GIS RESEARCHERS COLLABORATE WITH CLINICIANS TO REVIEW ROLE OF SKIN MICROBIOME IN ECZEMA

3 February 2024 - Atopic dermatitis (eczema) is a common recurring skin condition affecting 25% of children and has a substantial impact on their quality of life due to highly visible flares, itching and a loss of self-esteem. Eczema is often subsequently accompanied by other chronic conditions such as food allergies and auto-immune diseases. Thus, there is great clinical interest in early prevention of eczema in children. However, eczema is a clinically heterogenous disease and flares can be triggered or exacerbated by multiple factors such as patient genetics, irritants from the environment or even the bacteria that reside on our skin.

Dr Niranjan Nagarajan, Principal Investigator at A*STAR’s Genome Institute of Singapore (GIS) and Dr Minghao Chia, GIS fellow, collaborated with clinicians from the National University Health System (NUHS) of Singapore and other domain experts from A*STAR Skin Research Labs (A* SRL) and National Institute of Arthritis and Musculoskeletal and Skin Diseases, National Institutes of Health (NIH) in the United States to author a review about the complex interplay between human genetics, the immune system and the skin microbiome in the aetiology of AD and food allergies.

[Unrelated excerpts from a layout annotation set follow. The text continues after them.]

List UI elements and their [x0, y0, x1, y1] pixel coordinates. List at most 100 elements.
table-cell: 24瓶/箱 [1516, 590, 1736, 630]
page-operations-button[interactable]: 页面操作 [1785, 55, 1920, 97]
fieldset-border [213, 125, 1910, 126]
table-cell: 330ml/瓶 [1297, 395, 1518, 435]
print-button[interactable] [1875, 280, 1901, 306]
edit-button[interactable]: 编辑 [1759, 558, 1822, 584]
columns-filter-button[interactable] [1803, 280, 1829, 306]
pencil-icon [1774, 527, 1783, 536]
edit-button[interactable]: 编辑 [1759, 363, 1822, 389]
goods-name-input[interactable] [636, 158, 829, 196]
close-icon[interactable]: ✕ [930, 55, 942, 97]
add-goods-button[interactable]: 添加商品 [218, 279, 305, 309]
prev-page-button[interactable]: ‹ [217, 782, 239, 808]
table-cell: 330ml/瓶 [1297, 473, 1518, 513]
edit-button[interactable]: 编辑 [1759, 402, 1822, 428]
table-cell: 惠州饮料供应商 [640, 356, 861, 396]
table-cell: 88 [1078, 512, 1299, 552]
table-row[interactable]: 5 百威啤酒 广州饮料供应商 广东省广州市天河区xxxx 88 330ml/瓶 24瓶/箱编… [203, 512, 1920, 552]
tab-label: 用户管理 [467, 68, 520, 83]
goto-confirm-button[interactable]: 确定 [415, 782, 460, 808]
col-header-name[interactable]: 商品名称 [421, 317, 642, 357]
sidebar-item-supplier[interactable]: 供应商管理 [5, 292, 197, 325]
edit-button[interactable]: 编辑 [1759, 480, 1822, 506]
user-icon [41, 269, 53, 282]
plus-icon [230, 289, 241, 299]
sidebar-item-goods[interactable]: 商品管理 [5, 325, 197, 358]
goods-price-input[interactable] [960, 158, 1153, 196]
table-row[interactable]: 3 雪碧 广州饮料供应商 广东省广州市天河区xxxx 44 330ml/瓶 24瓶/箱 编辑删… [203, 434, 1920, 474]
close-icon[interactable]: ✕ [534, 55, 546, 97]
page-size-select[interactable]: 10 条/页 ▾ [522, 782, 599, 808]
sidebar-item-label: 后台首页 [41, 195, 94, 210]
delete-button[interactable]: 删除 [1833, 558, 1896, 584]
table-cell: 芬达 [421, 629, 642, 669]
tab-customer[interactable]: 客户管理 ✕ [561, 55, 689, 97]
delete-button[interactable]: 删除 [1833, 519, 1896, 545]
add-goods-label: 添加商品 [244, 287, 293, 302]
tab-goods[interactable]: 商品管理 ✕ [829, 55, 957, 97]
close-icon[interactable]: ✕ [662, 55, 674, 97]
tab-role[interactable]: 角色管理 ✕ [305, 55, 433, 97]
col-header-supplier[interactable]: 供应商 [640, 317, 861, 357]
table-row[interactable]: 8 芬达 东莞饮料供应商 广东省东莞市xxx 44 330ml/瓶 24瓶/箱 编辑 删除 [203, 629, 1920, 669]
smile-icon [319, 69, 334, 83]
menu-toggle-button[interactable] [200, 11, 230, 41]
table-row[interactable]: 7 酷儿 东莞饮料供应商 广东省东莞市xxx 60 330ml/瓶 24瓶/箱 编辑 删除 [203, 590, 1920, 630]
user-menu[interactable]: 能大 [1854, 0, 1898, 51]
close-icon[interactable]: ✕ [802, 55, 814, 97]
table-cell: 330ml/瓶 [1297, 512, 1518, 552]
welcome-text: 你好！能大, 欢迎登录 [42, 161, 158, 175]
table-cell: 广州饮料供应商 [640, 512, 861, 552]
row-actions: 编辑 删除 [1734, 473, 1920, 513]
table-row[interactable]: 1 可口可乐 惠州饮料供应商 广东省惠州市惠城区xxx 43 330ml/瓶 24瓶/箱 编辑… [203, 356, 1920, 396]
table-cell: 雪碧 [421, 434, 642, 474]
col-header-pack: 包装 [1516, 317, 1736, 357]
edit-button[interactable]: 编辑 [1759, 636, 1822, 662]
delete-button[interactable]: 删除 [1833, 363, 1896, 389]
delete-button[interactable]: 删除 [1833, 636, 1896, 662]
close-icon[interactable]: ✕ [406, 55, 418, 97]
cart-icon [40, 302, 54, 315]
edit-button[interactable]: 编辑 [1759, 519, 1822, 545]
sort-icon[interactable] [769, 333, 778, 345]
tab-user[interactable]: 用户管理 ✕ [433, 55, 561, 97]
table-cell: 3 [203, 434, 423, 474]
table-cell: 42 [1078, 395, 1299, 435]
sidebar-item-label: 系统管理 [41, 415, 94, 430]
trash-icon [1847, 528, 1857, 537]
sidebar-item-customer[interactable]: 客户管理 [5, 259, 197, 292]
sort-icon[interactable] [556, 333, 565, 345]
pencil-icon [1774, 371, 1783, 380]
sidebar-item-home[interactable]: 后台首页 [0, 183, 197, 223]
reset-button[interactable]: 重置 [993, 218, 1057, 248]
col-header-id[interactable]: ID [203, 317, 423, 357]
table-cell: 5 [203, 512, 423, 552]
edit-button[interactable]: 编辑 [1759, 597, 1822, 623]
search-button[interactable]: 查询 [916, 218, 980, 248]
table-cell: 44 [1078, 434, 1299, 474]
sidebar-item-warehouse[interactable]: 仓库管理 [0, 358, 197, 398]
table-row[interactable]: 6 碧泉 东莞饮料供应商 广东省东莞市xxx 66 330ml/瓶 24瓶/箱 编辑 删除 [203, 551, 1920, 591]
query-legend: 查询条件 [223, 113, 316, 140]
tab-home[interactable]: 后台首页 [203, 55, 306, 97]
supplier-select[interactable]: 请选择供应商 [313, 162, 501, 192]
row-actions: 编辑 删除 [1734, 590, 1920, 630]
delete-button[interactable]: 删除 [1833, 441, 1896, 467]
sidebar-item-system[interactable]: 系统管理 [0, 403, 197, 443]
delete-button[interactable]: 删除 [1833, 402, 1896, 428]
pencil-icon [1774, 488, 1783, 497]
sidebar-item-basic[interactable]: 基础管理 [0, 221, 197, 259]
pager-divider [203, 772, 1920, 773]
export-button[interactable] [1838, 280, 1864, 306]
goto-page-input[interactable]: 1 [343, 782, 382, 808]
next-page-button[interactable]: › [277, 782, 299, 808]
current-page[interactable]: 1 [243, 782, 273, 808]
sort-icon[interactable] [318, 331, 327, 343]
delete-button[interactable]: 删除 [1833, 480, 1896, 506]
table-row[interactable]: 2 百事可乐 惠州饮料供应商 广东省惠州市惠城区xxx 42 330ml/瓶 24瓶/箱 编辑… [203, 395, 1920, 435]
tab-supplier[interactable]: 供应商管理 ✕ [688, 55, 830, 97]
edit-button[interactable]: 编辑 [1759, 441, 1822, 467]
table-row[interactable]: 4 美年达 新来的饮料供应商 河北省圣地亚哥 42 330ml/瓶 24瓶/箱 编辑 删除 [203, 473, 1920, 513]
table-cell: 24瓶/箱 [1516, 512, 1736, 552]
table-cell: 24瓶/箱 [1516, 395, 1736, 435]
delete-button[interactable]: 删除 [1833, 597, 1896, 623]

In this review “The skin microbiome in pediatric atopic dermatitis and food allergy” published in Allergy, the team summarized the current scientific understanding of the role of the skin microbiome in eczema. Topics covered include the possible molecular mechanisms by which microbes worsen or protect against eczema and food allergies, how early life (< 1 year) skin microbial signatures may be predictive of future disease, how household transmission of microbes may contribute to eczema recurrence, and how immunotherapies can shape the skin microbiome. Importantly, many of these findings were made possible due to advances in genomic technologies. The authors also identified several promising clinical trials harnessing the skin microbiome for targeted treatment of eczema and food allergies such as the topical application of protective microbes or their products.

Nagarajan and Chia believe that state-of-the-art genomic technologies can help with dissecting the factors that contribute to eczema. “Technologies like Nanopore long read sequencing, metagenomics (DNA seq) and metatranscriptomics (RNA seq) can identify eczema-associated human and microbial pathways or products which can vary across patients. This is crucial for better patient stratification and targeted treatment,” said the researchers from GIS.

The authors also highlighted gaps in existing literature that should be prioritized in future work. First, researchers need to determine whether changes in the skin microbiome can influence eczema severity or are just signs of disease or treatment. Second, the integration of genomics, microbial culture-based experiments and host measurements are needed for a mechanistic understanding of the role these factors play in disease. Third, time-course studies are required to pinpoint the best time for intervention for greatest clinical efficacy. Fourth, more clinical trials should be conducted to assess how host and extrinsic factors modify the effectiveness of microbe-based therapies for managing eczema and food allergies.